P and I missed the Supari, but since we planned to be around for the rest of the ceremonies, we didn’t think it was too big a deal. At the time we were still on our Solukhubu trek, but things became tense when we got stuck in Lukla and I was worried we would miss larger chunks of the wedding.
The Supari (as it is known in Newari culture) is a type of engagement ceremony, or at least a formal announcement/acceptance of the relationship. The bride’s family isn’t able to proceed with any of the wedding parties until the supari has occurred.
Supari is the Nepali word for betelnut, and the ceremony bares its name because the nut has a central role. The groom’s family travels to the bride’s family for the first time, bringing gifts (we will see these gifts again later). Traditionally they brought 4-6 betelnuts in little pouches for the family as well as sindoor which is used during the “actual” wedding ceremony (swayambar), although now more gifts have been added over time in addition to the betelnuts. The bride’s family provides refreshments while the groom’s family gives the gifts, and the bride is essentially sitting pretty so the groom’s family can check her out. Interestingly enough the groom is not allowed to come to this ceremony at all. Poor S spent his evening sitting out in the car during R’s supari since he wasn’t able to be part of the ceremony, until a friend came along and took him out for a beer.
A few days after the supari… and luckily once we returned from Lukla, R decided to have some cousins and aunties over to put henna on our hands. Bridal henna is not a Nepali tradition, and isn’t traditionally part of the wedding preparations as it is in many parts of India, Pakistan and Bangladesh. However Nepali brides are starting to use henna because of pop culture influences like Bollywood. I wanted to do it too, even though P’s family seemed confused as to why R was having this done.

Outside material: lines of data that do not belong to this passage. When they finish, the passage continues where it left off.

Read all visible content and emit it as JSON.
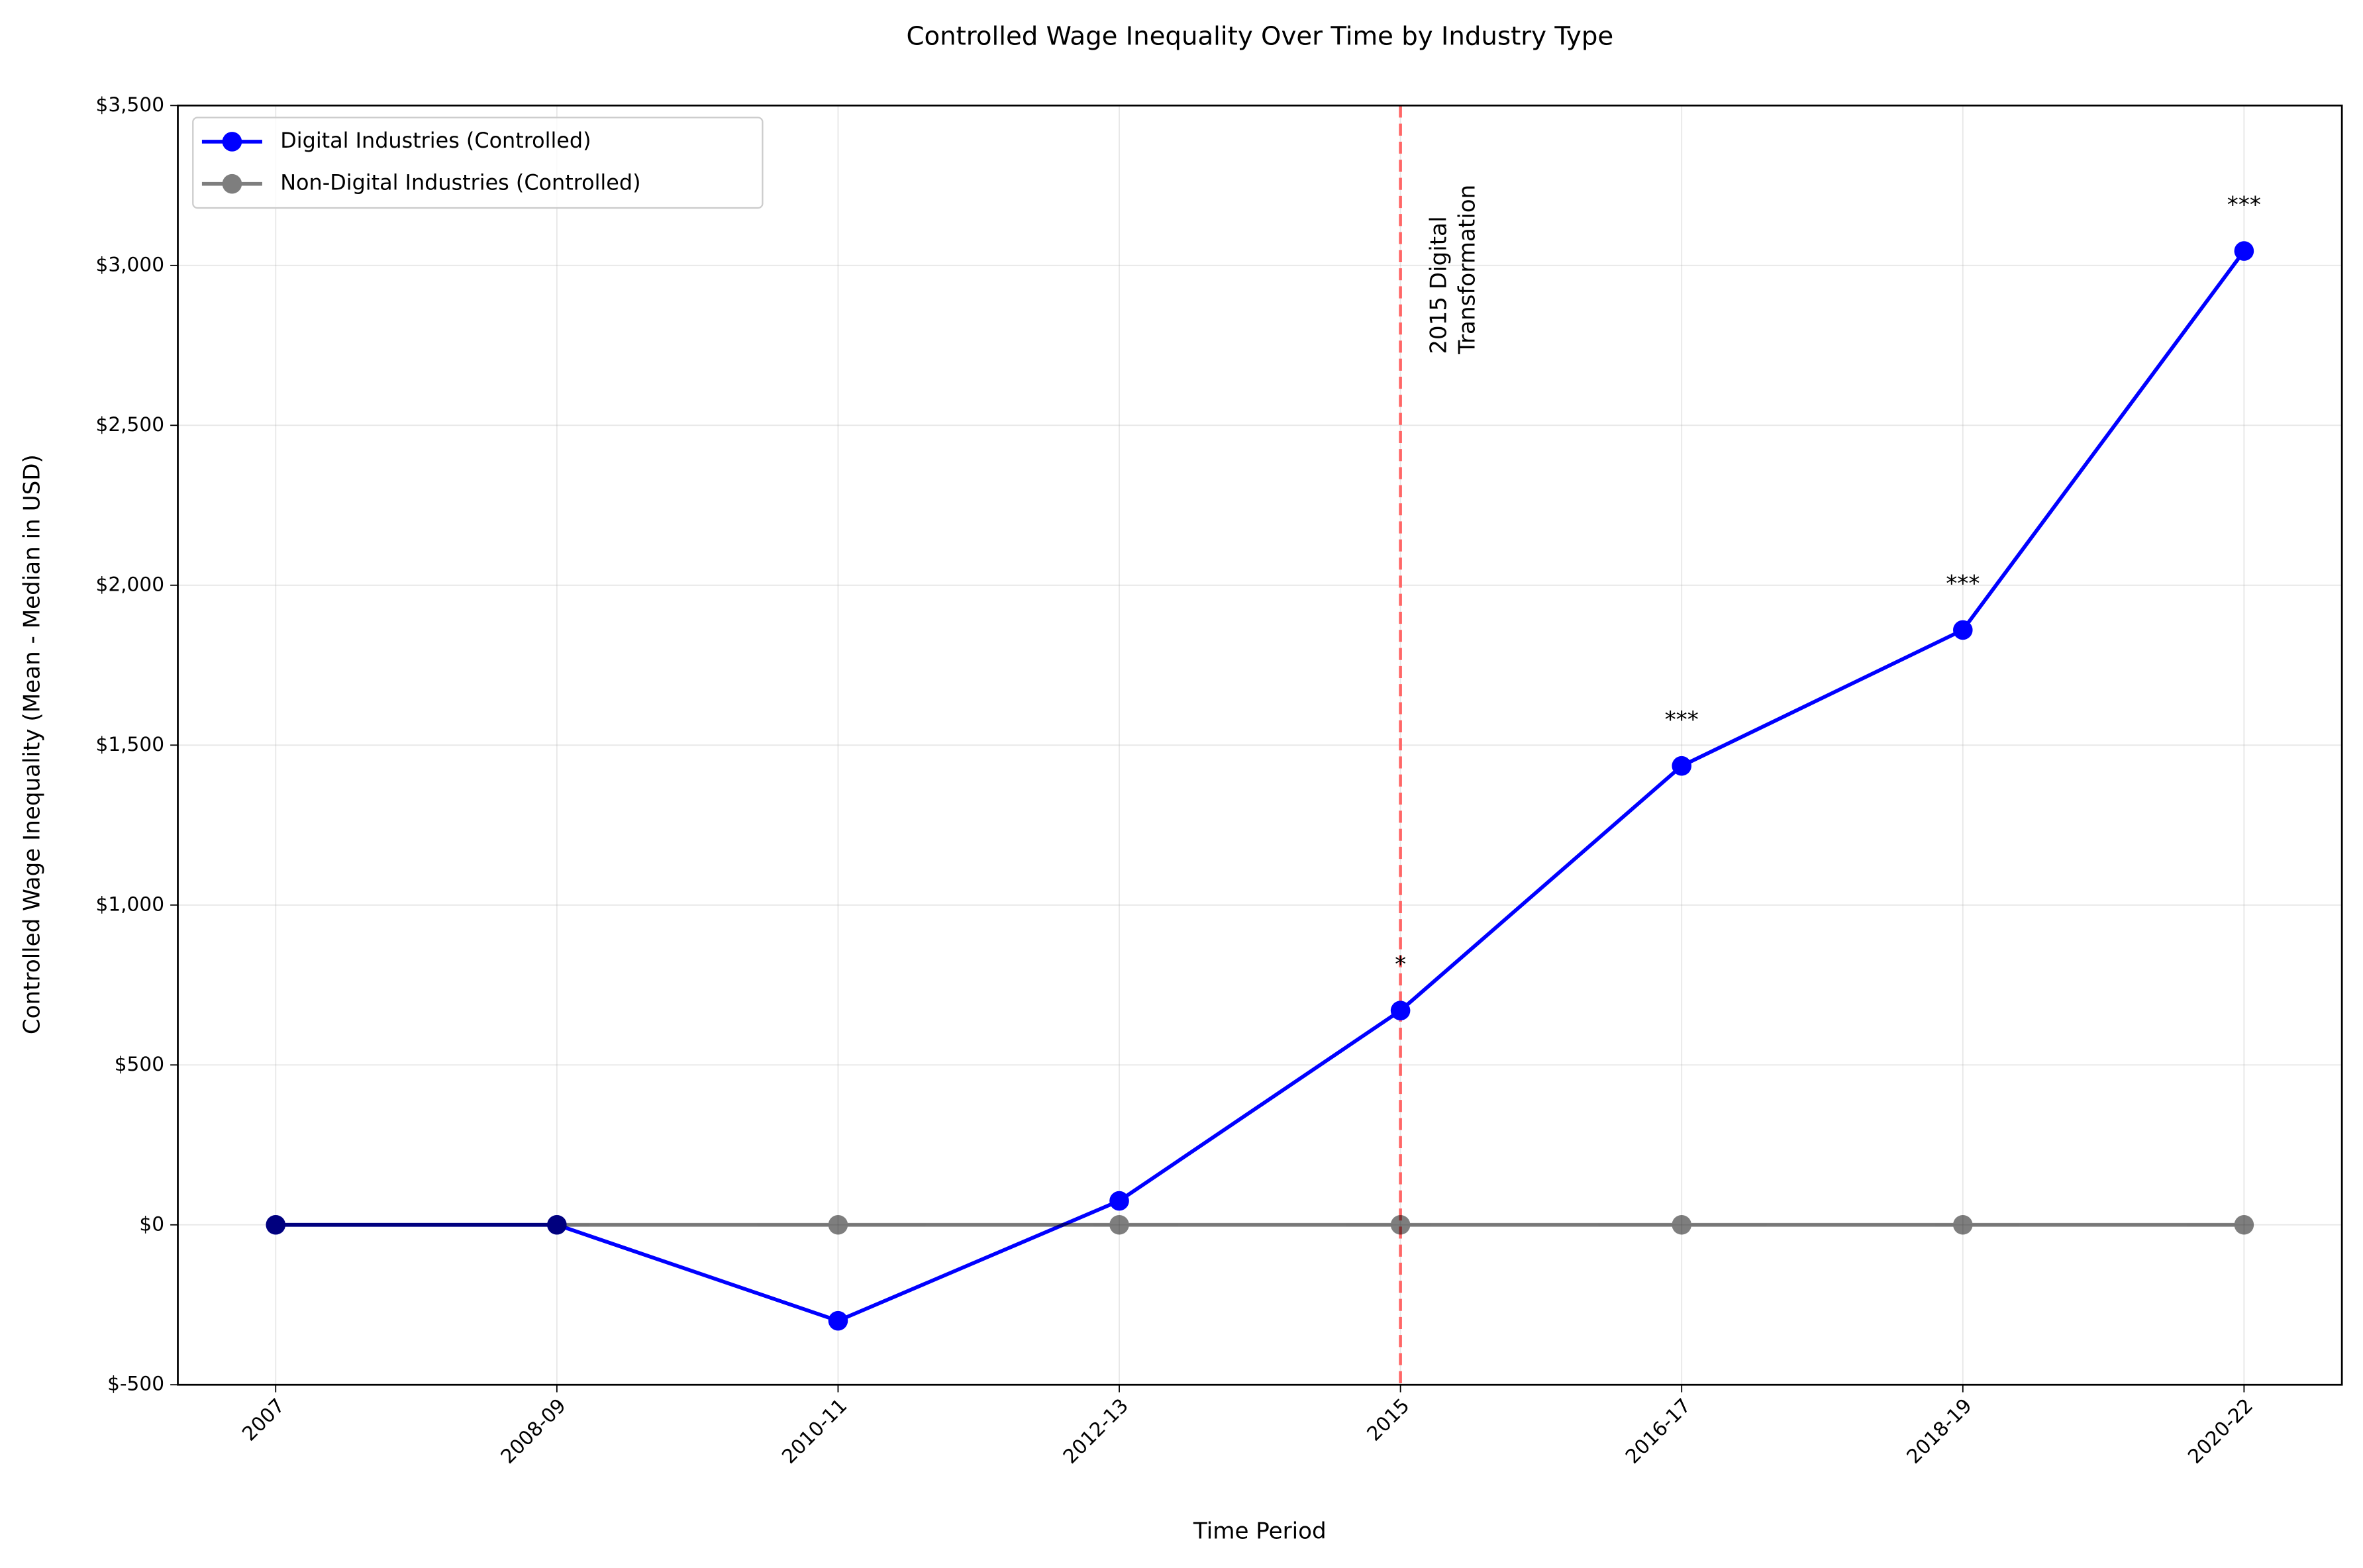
{
  "chart_data": {
    "type": "line",
    "title": "Controlled Wage Inequality Over Time by Industry Type",
    "x_label": "Time Period",
    "y_label": "Controlled Wage Inequality (Mean - Median in USD)",
    "categories": [
      "2007",
      "2008-09",
      "2010-11",
      "2012-13",
      "2015",
      "2016-17",
      "2018-19",
      "2020-22"
    ],
    "series": [
      {
        "name": "Digital Industries (Controlled)",
        "color": "#0000ff",
        "alpha": 1,
        "values": [
          0,
          0,
          -300,
          75,
          670,
          1435,
          1860,
          3045
        ]
      },
      {
        "name": "Non-Digital Industries (Controlled)",
        "color": "#000000",
        "alpha": 0.5,
        "values": [
          0,
          0,
          0,
          0,
          0,
          0,
          0,
          0
        ]
      }
    ],
    "significance": [
      null,
      null,
      null,
      null,
      "*",
      "***",
      "***",
      "***"
    ],
    "vline": {
      "x": "2015",
      "color": "#ff6666",
      "label": [
        "2015 Digital",
        "Transformation"
      ]
    },
    "ylim": [
      -500,
      3500
    ],
    "yticks": [
      {
        "value": -500,
        "label": "$-500"
      },
      {
        "value": 0,
        "label": "$0"
      },
      {
        "value": 500,
        "label": "$500"
      },
      {
        "value": 1000,
        "label": "$1,000"
      },
      {
        "value": 1500,
        "label": "$1,500"
      },
      {
        "value": 2000,
        "label": "$2,000"
      },
      {
        "value": 2500,
        "label": "$2,500"
      },
      {
        "value": 3000,
        "label": "$3,000"
      },
      {
        "value": 3500,
        "label": "$3,500"
      }
    ],
    "grid": true,
    "legend": "upper left"
  }
}
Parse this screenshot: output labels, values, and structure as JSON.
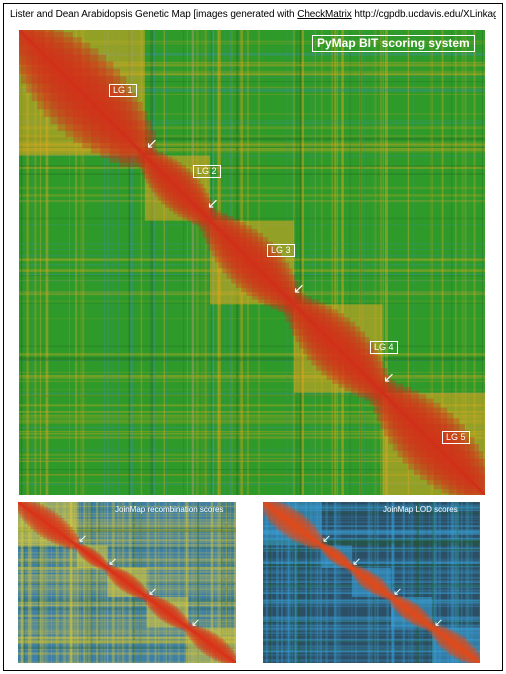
{
  "header": {
    "title_prefix": "Lister and Dean Arabidopsis Genetic Map  [images generated with ",
    "checkmatrix_link": "CheckMatrix",
    "title_suffix": " http://cgpdb.ucdavis.edu/XLinkage/]"
  },
  "main_panel": {
    "badge": "PyMap BIT scoring system",
    "linkage_groups": [
      "LG 1",
      "LG 2",
      "LG 3",
      "LG 4",
      "LG 5"
    ],
    "arrow_count": 4,
    "colors": {
      "background": "#2e9a2a",
      "high": "#d0301a",
      "mid": "#e6a820",
      "low": "#3d8fb0"
    }
  },
  "recombination_panel": {
    "title": "JoinMap recombination scores",
    "arrow_count": 4,
    "colors": {
      "background": "#3e7fa8",
      "high": "#d9341a",
      "mid": "#d8c83a"
    }
  },
  "lod_panel": {
    "title": "JoinMap LOD scores",
    "arrow_count": 4,
    "colors": {
      "background": "#2c4f66",
      "high": "#e04a1a",
      "mid": "#3aa0d8"
    }
  }
}
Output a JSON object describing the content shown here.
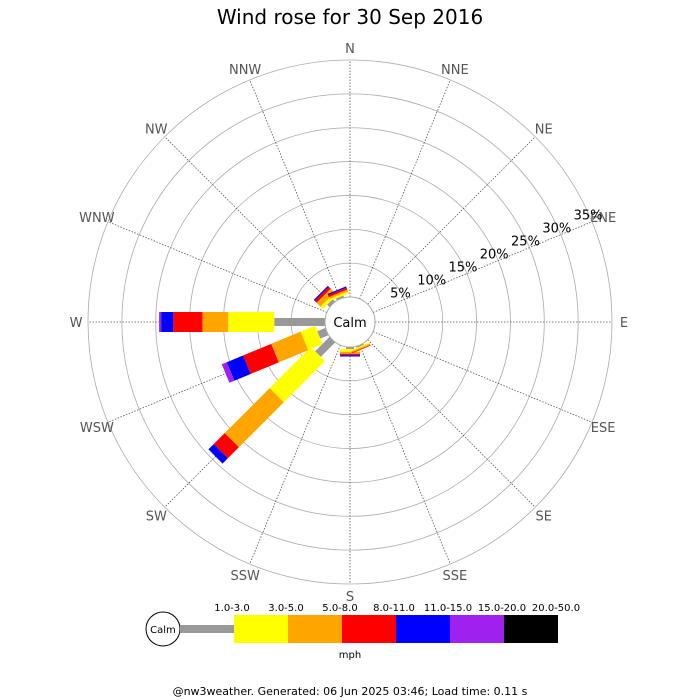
{
  "chart_data": {
    "type": "wind-rose",
    "title": "Wind rose for 30 Sep 2016",
    "directions": [
      "N",
      "NNE",
      "NE",
      "ENE",
      "E",
      "ESE",
      "SE",
      "SSE",
      "S",
      "SSW",
      "SW",
      "WSW",
      "W",
      "WNW",
      "NW",
      "NNW"
    ],
    "rings": [
      5,
      10,
      15,
      20,
      25,
      30,
      35
    ],
    "ring_unit": "%",
    "calm_label": "Calm",
    "unit": "mph",
    "speed_bins": [
      {
        "label": "Calm",
        "color": "#999999"
      },
      {
        "label": "1.0-3.0",
        "color": "#999999"
      },
      {
        "label": "3.0-5.0",
        "color": "#ffff00"
      },
      {
        "label": "5.0-8.0",
        "color": "#ffa500"
      },
      {
        "label": "8.0-11.0",
        "color": "#ff0000"
      },
      {
        "label": "11.0-15.0",
        "color": "#0000ff"
      },
      {
        "label": "15.0-20.0",
        "color": "#a020f0"
      },
      {
        "label": "20.0-50.0",
        "color": "#000000"
      }
    ],
    "max_percent": 35,
    "calm_percent": 2.5,
    "series": [
      {
        "direction": "NW",
        "segments": [
          0.5,
          0.5,
          0.8,
          0.4,
          0.2,
          0,
          0
        ]
      },
      {
        "direction": "NNW",
        "segments": [
          0.3,
          0.3,
          0.3,
          0.3,
          0.2,
          0,
          0
        ]
      },
      {
        "direction": "S",
        "segments": [
          0.3,
          0.4,
          0.3,
          0.2,
          0.2,
          0,
          0
        ]
      },
      {
        "direction": "SSE",
        "segments": [
          0.2,
          0.2,
          0.2,
          0.1,
          0,
          0,
          0
        ]
      },
      {
        "direction": "SW",
        "segments": [
          3,
          8.6,
          9.4,
          2.3,
          1.1,
          0,
          0
        ]
      },
      {
        "direction": "WSW",
        "segments": [
          1.3,
          2.3,
          4.7,
          4.5,
          2.6,
          0.8,
          0
        ]
      },
      {
        "direction": "W",
        "segments": [
          7.5,
          6.8,
          3.8,
          4.3,
          1.8,
          0.3,
          0
        ]
      }
    ]
  },
  "footer": "@nw3weather. Generated: 06 Jun 2025 03:46; Load time: 0.11 s"
}
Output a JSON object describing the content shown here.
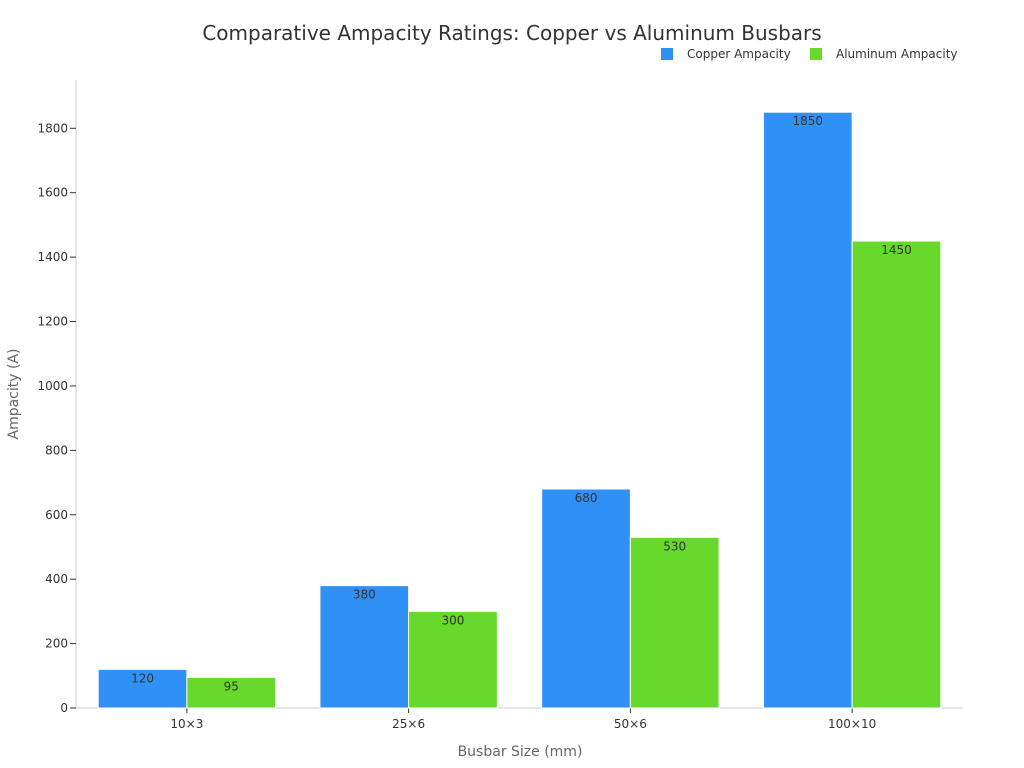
{
  "chart_data": {
    "type": "bar",
    "title": "Comparative Ampacity Ratings: Copper vs Aluminum Busbars",
    "xlabel": "Busbar Size (mm)",
    "ylabel": "Ampacity (A)",
    "categories": [
      "10×3",
      "25×6",
      "50×6",
      "100×10"
    ],
    "series": [
      {
        "name": "Copper Ampacity",
        "values": [
          120,
          380,
          680,
          1850
        ],
        "color": "#2f91f6"
      },
      {
        "name": "Aluminum Ampacity",
        "values": [
          95,
          300,
          530,
          1450
        ],
        "color": "#66d92a"
      }
    ],
    "ylim": [
      0,
      1950
    ],
    "yticks": [
      0,
      200,
      400,
      600,
      800,
      1000,
      1200,
      1400,
      1600,
      1800
    ],
    "grid": false,
    "legend_position": "top-right",
    "data_labels": true
  }
}
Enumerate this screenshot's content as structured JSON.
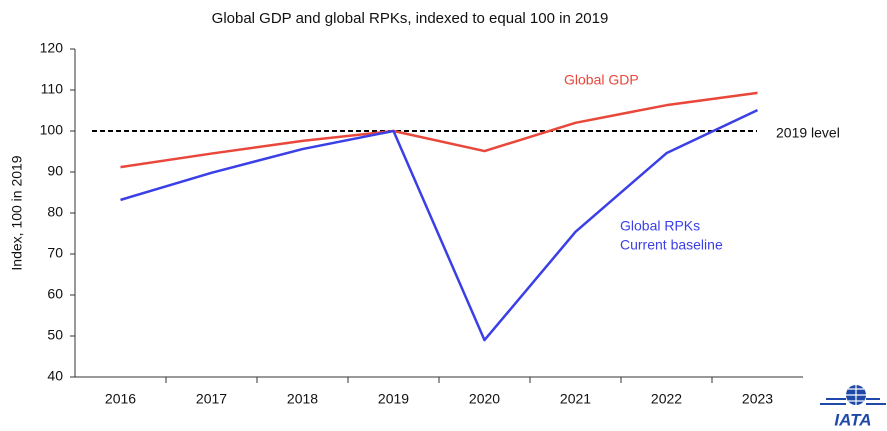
{
  "chart_data": {
    "type": "line",
    "title": "Global GDP and global RPKs, indexed to equal 100 in 2019",
    "y_label": "Index, 100 in 2019",
    "categories": [
      "2016",
      "2017",
      "2018",
      "2019",
      "2020",
      "2021",
      "2022",
      "2023"
    ],
    "series": [
      {
        "name": "Global GDP",
        "color": "#e8473a",
        "values": [
          91.2,
          94.5,
          97.6,
          100,
          95.1,
          102,
          106.3,
          109.3
        ]
      },
      {
        "name": "Global RPKs",
        "color": "#3b3fe6",
        "values": [
          83.2,
          89.8,
          95.6,
          100,
          49,
          75.4,
          94.6,
          105.1
        ]
      }
    ],
    "annotations": [
      "Current baseline"
    ],
    "reference": {
      "value": 100,
      "label": "2019 level"
    },
    "ylim": [
      40,
      120
    ],
    "yticks": [
      40,
      50,
      60,
      70,
      80,
      90,
      100,
      110,
      120
    ],
    "grid": false,
    "logo_text": "IATA"
  }
}
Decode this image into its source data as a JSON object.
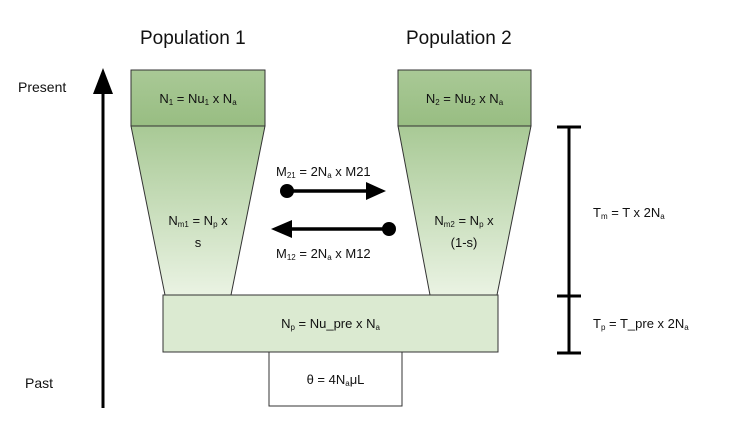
{
  "headers": {
    "population1": "Population 1",
    "population2": "Population 2"
  },
  "time_axis": {
    "present": "Present",
    "past": "Past"
  },
  "population1": {
    "top_prefix": "N",
    "top_sub1": "1",
    "top_mid": " = Nu",
    "top_sub2": "1",
    "top_mid2": " x N",
    "top_sub3": "a",
    "trap_prefix": "N",
    "trap_sub1": "m1",
    "trap_mid": " = N",
    "trap_sub2": "p",
    "trap_end": " x",
    "trap_line2": "s"
  },
  "population2": {
    "top_prefix": "N",
    "top_sub1": "2",
    "top_mid": " = Nu",
    "top_sub2": "2",
    "top_mid2": " x N",
    "top_sub3": "a",
    "trap_prefix": "N",
    "trap_sub1": "m2",
    "trap_mid": " = N",
    "trap_sub2": "p",
    "trap_end": " x",
    "trap_line2": "(1-s)"
  },
  "migration": {
    "m21_prefix": "M",
    "m21_sub": "21",
    "m21_mid": " = 2N",
    "m21_sub2": "a",
    "m21_end": " x M21",
    "m12_prefix": "M",
    "m12_sub": "12",
    "m12_mid": " = 2N",
    "m12_sub2": "a",
    "m12_end": " x M12"
  },
  "ancestral": {
    "prefix": "N",
    "sub1": "p",
    "mid": " = Nu_pre x N",
    "sub2": "a"
  },
  "root": {
    "prefix": "θ = 4N",
    "sub": "a",
    "end": "μL"
  },
  "times": {
    "tm_prefix": "T",
    "tm_sub": "m",
    "tm_mid": " = T x 2N",
    "tm_sub2": "a",
    "tp_prefix": "T",
    "tp_sub": "p",
    "tp_mid": " = T_pre x 2N",
    "tp_sub2": "a"
  },
  "colors": {
    "box_top": "#a2c48e",
    "trap_top": "#a8c995",
    "trap_bottom": "#eaf3e3",
    "ancestral": "#dbead1",
    "root": "#ffffff",
    "stroke": "#111111"
  }
}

While we were getting our hands henna-fied, R’s brother and cousins were helping to fold hundreds of invitations. Most of these invitations are hand-delivered a few days before the ceremony. The invitations are organized into bundles and given to various friends and family members who know others and they spread through the community it that way.
The Henna Evening was a nice way to get to know the bride’s family before the formal wedding began. The women bonded, and during the wedding itself it felt like we had a special code… occasionally I’d flash my henna-ed palm at one of R’s cousins or aunties, and they would flash it back like a secret greeting.
Shortly thereafter R’s family had the bride’s reception. Both the groom’s family and the bride’s family have wedding receptions, but the difference is that during the groom’s reception the couple is already married and both the bride and groom are present. However the bride’s reception occurs before the marriage ceremony (probably because traditionally the bride is married away into another family, so the bride’s family has to have their party before she leaves)… and since the bride and groom don’t traditionally meet before the “actual” wedding that means the bride presides over the reception without the groom. She sits on a platform at the front of the reception while friends and family come up to congratulate her and bring gifts.
The thing that is probably most shocking to the average American is the number of people that attend these various receptions. Average American weddings are around 100-150 people. Average Nepali weddings have hundreds more– between 400-600, and remember there is more than one party! The sheer numbers are a bit boggling. One friend’s brother had 1200 people. Can you imagine?
Most weddings are buffet style, so the organizers don’t have to worry so much about seating, and who is eating what, or even RSVPs, like in American weddings. That’s how friends and neighbors of invitees can be randomly invited along as well. (remember “invited to the wedding…“?)